If Roger Waters had never left Pink Floyd, what would the band sound like today? Chances are, a lot less like the tranquilized Division Bell and more like the tranquil Aussie outfit the Church, on its dreamy, dreary new Arista disc Sometime, Anywhere. Pared down to a core duo of cynical singer/ lyricist Steve Kilbey (the Waters figure) and fluid, filigreed guitarist Marty Willson-Piper (who approximates the Floyd's David Gilmour in tone and texture), the once- jangling group has summoned up a surreal, bewitching mood piece somewhere between Wish You Were Here and The Wall, and album that would play well by candlelight in a hilltop haunted mansion.

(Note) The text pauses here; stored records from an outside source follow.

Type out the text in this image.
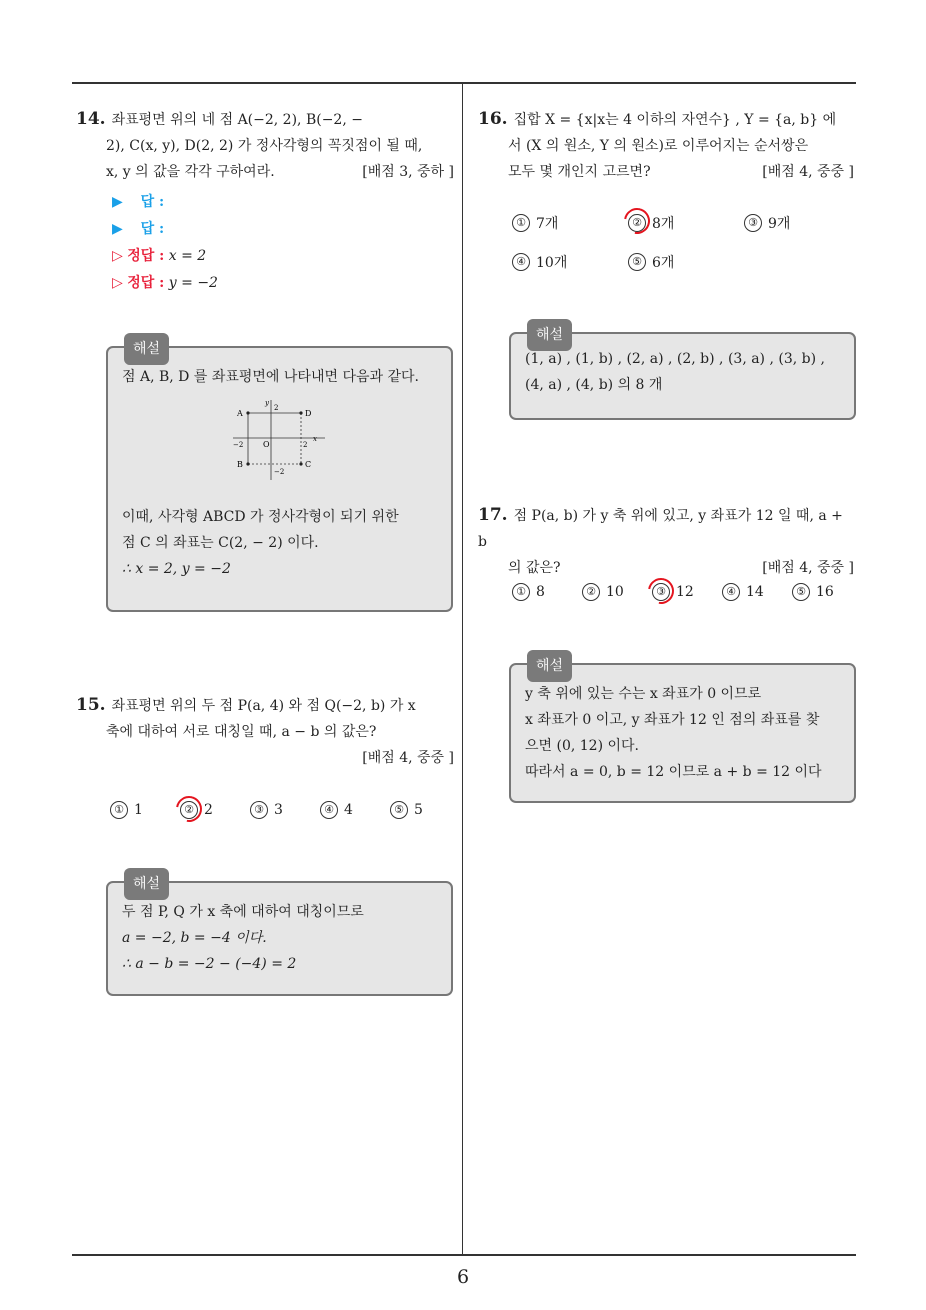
6
14. 좌표평면 위의 네 점 A(−2, 2), B(−2, −
2), C(x, y), D(2, 2) 가 정사각형의 꼭짓점이 될 때,
x, y 의 값을 각각 구하여라.	[배점 3, 중하 ]
▶ 답 :
▶ 답 :
▷ 정답 : x = 2
▷ 정답 : y = −2
해설
점 A, B, D 를 좌표평면에 나타내면 다음과 같다.
A	D
B	C
O
x
y
2
−2	2
−2
이때, 사각형 ABCD 가 정사각형이 되기 위한
점 C 의 좌표는 C(2, − 2) 이다.
∴ x = 2, y = −2
15. 좌표평면 위의 두 점 P(a, 4) 와 점 Q(−2, b) 가 x
축에 대하여 서로 대칭일 때, a − b 의 값은?
[배점 4, 중중 ]
① 1	② 2	③ 3	④ 4	⑤ 5
해설
두 점 P, Q 가 x 축에 대하여 대칭이므로
a = −2, b = −4 이다.
∴ a − b = −2 − (−4) = 2
16. 집합 X = {x|x는 4 이하의 자연수} , Y = {a, b} 에
서 (X 의 원소, Y 의 원소)로 이루어지는 순서쌍은
모두 몇 개인지 고르면?	[배점 4, 중중 ]
① 7개	② 8개	③ 9개
④ 10개	⑤ 6개
해설
(1, a) , (1, b) , (2, a) , (2, b) , (3, a) , (3, b) ,
(4, a) , (4, b) 의 8 개
17. 점 P(a, b) 가 y 축 위에 있고, y 좌표가 12 일 때, a + b
의 값은?	[배점 4, 중중 ]
① 8	② 10	③ 12	④ 14	⑤ 16
해설
y 축 위에 있는 수는 x 좌표가 0 이므로
x 좌표가 0 이고, y 좌표가 12 인 점의 좌표를 찾
으면 (0, 12) 이다.
따라서 a = 0, b = 12 이므로 a + b = 12 이다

A couple of segments clog Kilbey's slow- pulsing artery - the clumsy, veiled vitriol of "The Maven" and the disjointed Willson-Piper vocal exercise "Fly Home", for instance. But he wheezes so suggestively from delicate six- string- and- synthesizer platforms like "Day of the Dead", "Lost My Touch" and "My little Problem", you're immediately drawn in. As far back as 1981's definitive, "The Unguarded Moment", Kilbey was sneering on most of humanity, and now it's become his stock in trade: Stepping over the dainty guitar notes of "Lullaby," he hisses, "A doom is on this child, that I can see / He don't belong in this time with you and me / His life will not be very long / Before you know it, he will be gone." Not your standard children's bedtime fare. In the flamenco- tempered "Loveblind," he's a hardboiled detective piecing "together clue by clue / just what a faceless man would do." And- surprise!- the singer himself is the faceless man at the song's film- noirish finale.

Throughout the set, ethereal female backing vocals waft in, a la Dark Side of the Moon, and underscore Sometime Anywhere's somber Floydian themes. And it's obvious - even on a mostly forgettable seven-track bonus disk - that Kilbey and Willson-Piper need each other for yin-yang balance, a lesson Waters and Gilmour seem to have long ago forgotten.